Allá donde estés, te doy las gracias. Lloré cuando te ejecutaron esas malas bestias. Lloramos todos. Tuve el corazón en la boca en esa agonía de 48 horas, que luego fue aún más larga y dolorosa. Lo tuvimos todos. Yo creo que la muerte nunca sirve para nada, salvo para supurar dolor y pérdida. Nos consolamos pensando que de algo valió, en este caso la tuya. La catarsis social, política, todo eso tan dicho y tan aireado por tantos. El pretexto, el aldabonazo que nos hace detenernos y girar la cabeza. La reflexión, las preguntas y a veces las respuestas.
Ese 10 de julio en el que tú ibas a trabajar y seguramente pensabas ya en tus vacaciones, yo andaba muy perdida. Con mi licenciatura de Periodismo bajo el brazo y alguna incursión profesional, había tomado la decisión de dejar de ser periodista. Fíjate, no había esta crisis y esta desesperanza profesional para muchos, pero mi determinación era clara. Había que pasar por el inevitable trance de trabajar gratis para abrirse camino y siempre he pensado que eso atenta contra la dignidad de uno. Como no se me daba mal la hostelería y ya tenía cierta experiencia, había elegido ese camino. Pero algo explotó cuando vi tu ataúd, tu cara, tu valor al enfrentarte en los plenos del Ayuntamiento a las bestias; cuando vi a aquellos millones de personas rebelándose y a decenas de compañeros míos narrando todo ese dolor, toda esa rabia, toda esa injusticia...
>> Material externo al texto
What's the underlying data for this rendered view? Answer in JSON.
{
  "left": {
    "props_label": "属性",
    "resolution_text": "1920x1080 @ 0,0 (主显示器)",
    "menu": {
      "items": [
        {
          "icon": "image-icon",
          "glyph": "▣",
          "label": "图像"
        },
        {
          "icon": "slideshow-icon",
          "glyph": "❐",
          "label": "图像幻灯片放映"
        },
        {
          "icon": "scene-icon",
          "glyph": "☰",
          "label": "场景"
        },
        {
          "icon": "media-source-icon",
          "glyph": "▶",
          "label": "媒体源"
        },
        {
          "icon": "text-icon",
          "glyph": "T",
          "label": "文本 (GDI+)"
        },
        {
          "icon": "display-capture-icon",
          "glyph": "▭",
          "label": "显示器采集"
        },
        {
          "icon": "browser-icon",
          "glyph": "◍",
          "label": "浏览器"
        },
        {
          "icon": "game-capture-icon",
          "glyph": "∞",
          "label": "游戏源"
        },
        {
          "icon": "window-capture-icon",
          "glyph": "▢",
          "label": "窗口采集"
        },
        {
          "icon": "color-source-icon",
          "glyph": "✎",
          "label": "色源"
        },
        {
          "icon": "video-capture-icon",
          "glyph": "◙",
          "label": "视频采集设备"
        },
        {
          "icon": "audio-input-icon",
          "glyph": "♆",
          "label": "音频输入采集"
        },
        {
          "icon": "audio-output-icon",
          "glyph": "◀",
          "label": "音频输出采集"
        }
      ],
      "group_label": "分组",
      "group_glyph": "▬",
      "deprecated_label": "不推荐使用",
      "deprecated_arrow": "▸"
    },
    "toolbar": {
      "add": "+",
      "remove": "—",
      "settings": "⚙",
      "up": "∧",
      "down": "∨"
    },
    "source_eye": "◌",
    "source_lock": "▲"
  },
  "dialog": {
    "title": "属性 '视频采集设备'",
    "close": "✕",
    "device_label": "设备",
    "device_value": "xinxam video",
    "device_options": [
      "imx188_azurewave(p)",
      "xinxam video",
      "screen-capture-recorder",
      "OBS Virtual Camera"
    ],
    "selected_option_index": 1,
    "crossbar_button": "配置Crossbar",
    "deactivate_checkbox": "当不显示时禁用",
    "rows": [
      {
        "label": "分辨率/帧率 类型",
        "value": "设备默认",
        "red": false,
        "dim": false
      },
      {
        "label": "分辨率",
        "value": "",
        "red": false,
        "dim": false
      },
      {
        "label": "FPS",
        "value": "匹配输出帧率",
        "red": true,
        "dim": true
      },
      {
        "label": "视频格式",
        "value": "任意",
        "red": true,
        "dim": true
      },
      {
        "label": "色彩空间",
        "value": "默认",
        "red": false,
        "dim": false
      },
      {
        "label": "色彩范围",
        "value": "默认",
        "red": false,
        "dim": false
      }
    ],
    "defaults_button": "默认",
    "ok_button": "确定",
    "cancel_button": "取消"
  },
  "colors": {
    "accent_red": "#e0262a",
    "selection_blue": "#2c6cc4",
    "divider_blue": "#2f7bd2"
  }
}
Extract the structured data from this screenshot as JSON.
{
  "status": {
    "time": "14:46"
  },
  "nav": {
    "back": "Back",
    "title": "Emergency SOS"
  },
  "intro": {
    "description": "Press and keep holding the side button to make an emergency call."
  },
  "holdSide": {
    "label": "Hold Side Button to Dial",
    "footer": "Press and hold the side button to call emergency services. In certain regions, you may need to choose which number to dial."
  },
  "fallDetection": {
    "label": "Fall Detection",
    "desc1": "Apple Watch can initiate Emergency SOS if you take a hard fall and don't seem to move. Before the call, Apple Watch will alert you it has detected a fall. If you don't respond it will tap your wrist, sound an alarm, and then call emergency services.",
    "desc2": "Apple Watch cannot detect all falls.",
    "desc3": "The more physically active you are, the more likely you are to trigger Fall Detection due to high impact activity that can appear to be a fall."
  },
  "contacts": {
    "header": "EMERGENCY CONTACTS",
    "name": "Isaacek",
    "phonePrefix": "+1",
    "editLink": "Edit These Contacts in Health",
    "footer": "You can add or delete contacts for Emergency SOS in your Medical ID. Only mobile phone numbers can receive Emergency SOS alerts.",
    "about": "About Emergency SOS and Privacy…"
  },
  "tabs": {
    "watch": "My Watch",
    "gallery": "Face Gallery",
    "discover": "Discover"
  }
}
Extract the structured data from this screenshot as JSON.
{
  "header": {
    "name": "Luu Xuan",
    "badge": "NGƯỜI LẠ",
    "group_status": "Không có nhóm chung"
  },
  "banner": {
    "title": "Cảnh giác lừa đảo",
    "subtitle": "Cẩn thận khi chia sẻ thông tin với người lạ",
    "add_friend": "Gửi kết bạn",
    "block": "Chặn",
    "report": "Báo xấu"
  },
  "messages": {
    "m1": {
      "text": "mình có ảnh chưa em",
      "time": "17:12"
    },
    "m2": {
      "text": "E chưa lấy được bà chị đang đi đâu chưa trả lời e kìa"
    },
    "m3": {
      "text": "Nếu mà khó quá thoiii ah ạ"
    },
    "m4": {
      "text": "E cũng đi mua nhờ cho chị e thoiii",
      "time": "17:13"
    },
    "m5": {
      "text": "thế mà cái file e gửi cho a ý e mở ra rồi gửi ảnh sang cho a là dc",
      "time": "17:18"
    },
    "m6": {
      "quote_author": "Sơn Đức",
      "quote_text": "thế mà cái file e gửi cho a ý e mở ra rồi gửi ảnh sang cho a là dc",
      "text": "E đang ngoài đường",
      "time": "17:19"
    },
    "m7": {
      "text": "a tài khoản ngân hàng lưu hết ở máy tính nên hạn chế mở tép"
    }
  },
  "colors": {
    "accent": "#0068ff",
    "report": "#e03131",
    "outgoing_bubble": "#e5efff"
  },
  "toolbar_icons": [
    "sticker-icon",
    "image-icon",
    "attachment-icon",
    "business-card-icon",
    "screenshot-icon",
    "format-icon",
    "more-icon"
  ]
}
Ese día, el día que te mataron, el día que tú conseguiste hacer hablar al silencio, decidiste involuntariamente mi futuro. Y volví a ser periodista, contadora de historias, lo que había soñado desde niña, aquello en lo que había puesto tanta voluntad y tanto esfuerzo. Esa misma noche redacté mi currículo y mis cartas de presentación. Dos meses después, me admitieron y me becaron en ABC. Y aquí sigo. Contando historias, con mayor o menor fortuna. Una buena parte de esa fortuna te la debo a ti. El dolor que cambia vidas, que cambia el mundo. Gracias, Miguel Ángel. Allá donde estés, para ti la PAZ.